Former special counsel Jack Smith said Thursday that the United States is facing an attack on the rule of law unlike anything he has witnessed in his career.
Smith, who charged Donald Trump in 2023 with undertaking a criminal scheme to overturn the 2020 election results and with mishandling classified materials, spoke on MS Now. He said judges can no longer trust the Justice Department as it has been reconstituted under the current Trump administration.
"That's happening every day. And so regardless of what you think politically, they're just not effective at doing their job anymore," Smith said of the DOJ.
Smith said the department has abandoned institutional knowledge and expertise. "They've jettisoned expertise. We have a situation where we've got rid of people who know how to protect our national security. And we think that that's somehow not going to have an effect on our national security," he said.
He also said people inside the department are being targeted for simply carrying out their responsibilities. He pointed to specific instances where federal prosecutors refused to participate in what he described as retribution prosecutions. "Prosecutors in Minnesota were like, I'm not going to investigate the family member of a shooting victim. I'm not doing that," Smith said, referring to shootings involving Immigration and Customs Enforcement agents during the administration's immigration crackdown.
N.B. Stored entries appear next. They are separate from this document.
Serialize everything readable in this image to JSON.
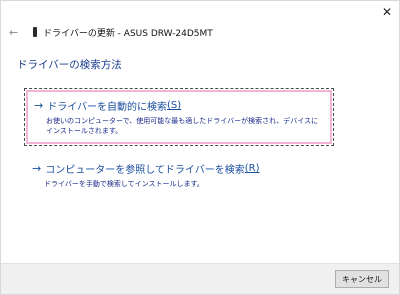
{
  "window": {
    "close_glyph": "✕",
    "back_glyph": "←",
    "title": "ドライバーの更新 - ASUS DRW-24D5MT"
  },
  "heading": "ドライバーの検索方法",
  "options": [
    {
      "title": "ドライバーを自動的に検索",
      "accesskey": "(S)",
      "description": "お使いのコンピューターで、使用可能な最も適したドライバーが検索され、デバイスにインストールされます。"
    },
    {
      "title": "コンピューターを参照してドライバーを検索",
      "accesskey": "(R)",
      "description": "ドライバーを手動で検索してインストールします。"
    }
  ],
  "footer": {
    "cancel_label": "キャンセル"
  },
  "colors": {
    "link": "#1a4fa0",
    "focus_highlight": "#f2b4d4",
    "footer_bg": "#f0f0f0"
  },
  "icons": {
    "close": "close-icon",
    "back": "back-arrow-icon",
    "drive": "drive-icon",
    "option_arrow": "arrow-right-icon"
  }
}
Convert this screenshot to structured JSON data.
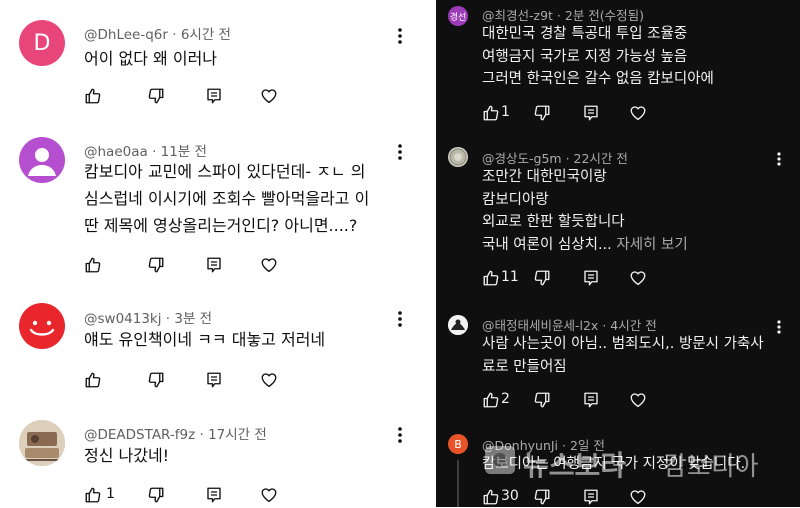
{
  "left_comments": [
    {
      "author": "@DhLee-q6r",
      "time": "· 6시간 전",
      "text": "어이 없다 왜 이러나",
      "avatar_letter": "D",
      "avatar_color": "#e8467a",
      "likes": ""
    },
    {
      "author": "@hae0aa",
      "time": "· 11분 전",
      "text": "캄보디아 교민에 스파이 있다던데- ㅈㄴ 의\n심스럽네 이시기에 조회수 빨아먹을라고 이\n딴 제목에 영상올리는거인디? 아니면....?",
      "avatar_color": "#b54fcf",
      "likes": ""
    },
    {
      "author": "@sw0413kj",
      "time": "· 3분 전",
      "text": "얘도 유인책이네 ㅋㅋ 대놓고 저러네",
      "avatar_color": "#e8262b",
      "likes": ""
    },
    {
      "author": "@DEADSTAR-f9z",
      "time": "· 17시간 전",
      "text": "정신 나갔네!",
      "avatar_color": "#d8c9b4",
      "likes": "1"
    }
  ],
  "right_comments": [
    {
      "author": "@최경선-z9t",
      "time": "· 2분 전(수정됨)",
      "text": "대한민국 경찰 특공대 투입 조율중\n여행금지 국가로 지정 가능성 높음\n그러면 한국인은 갈수 없음 캄보디아에",
      "avatar_label": "경선",
      "avatar_color": "#9c3bb8",
      "likes": "1"
    },
    {
      "author": "@경상도-g5m",
      "time": "· 22시간 전",
      "text": "조만간 대한민국이랑\n캄보디아랑\n외교로 한판 할듯합니다\n국내 여론이 심상치...",
      "more_label": "자세히 보기",
      "avatar_color": "#cfcfc6",
      "likes": "11"
    },
    {
      "author": "@태정태세비윤세-l2x",
      "time": "· 4시간 전",
      "text": "사람 사는곳이 아님.. 범죄도시,. 방문시 가축사\n료로 만들어짐",
      "avatar_color": "#e6e6e6",
      "likes": "2"
    },
    {
      "author": "@DonhyunJi",
      "time": "· 2일 전",
      "text": "캄보디아는 여행금지 국가 지정이 맞습니다.",
      "avatar_letter": "B",
      "avatar_color": "#e8542a",
      "likes": "30"
    }
  ],
  "watermark": {
    "brand": "뉴스보라",
    "suffix": "캄보디아"
  },
  "colors": {
    "light_bg": "#ffffff",
    "dark_bg": "#0f0f0f",
    "light_text": "#0f0f0f",
    "muted": "#606060",
    "dark_text": "#f1f1f1",
    "dark_muted": "#aaaaaa"
  }
}
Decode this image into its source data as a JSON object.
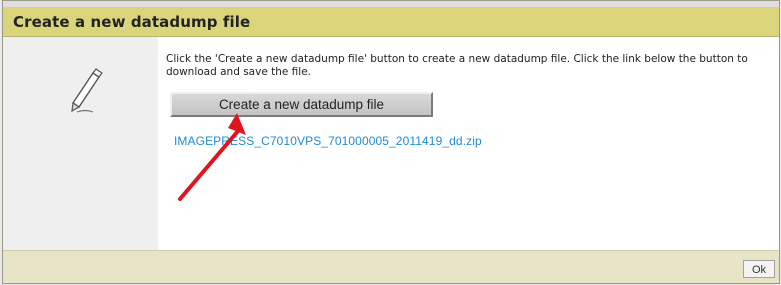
{
  "dialog": {
    "title": "Create a new datadump file",
    "description": "Click the 'Create a new datadump file' button to create a new datadump file. Click the link below the button to download and save the file.",
    "button_label": "Create a new datadump file",
    "download_link": "IMAGEPRESS_C7010VPS_701000005_2011419_dd.zip",
    "ok_label": "Ok"
  },
  "icons": {
    "left_icon": "pencil-icon",
    "annotation": "red-arrow-icon"
  },
  "colors": {
    "title_bar": "#dad57a",
    "footer_bar": "#e7e4c8",
    "link": "#1f8ad8",
    "annotation_arrow": "#e0141e"
  }
}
Smith also raised concerns about the pardons Trump granted to those convicted in the January 6, 2021 attack on the U.S. Capitol.
"There's the obvious cost of recidivism. These are people who committed their crimes in the name and in the interest of Donald Trump, and he's returned the favor by pardoning them," Smith said.
He said the pardons send a troubling message beyond just the recipients. "That sends one message to them; a message I'm equally concerned about is the message that it sends to law enforcement," he said.
Smith said the pardons are "just plain wrong" and that he is "very concerned" about the integrity of the upcoming midterm elections. "The people who perpetrated Jan. 6 have probably learned from how they did that," he said.
Both cases Smith brought against Trump were ultimately dropped. The classified documents case was tossed by a federal judge who ruled Smith's appointment was unconstitutional. The election interference case was dropped following Trump's reelection, consistent with Justice Department policy barring prosecution of a sitting president. Trump had pleaded not guilty to all charges in both cases.
"We did this case the way I've done cases throughout my career, same investigative techniques, same use of the tools that a federal prosecutor has," Smith said.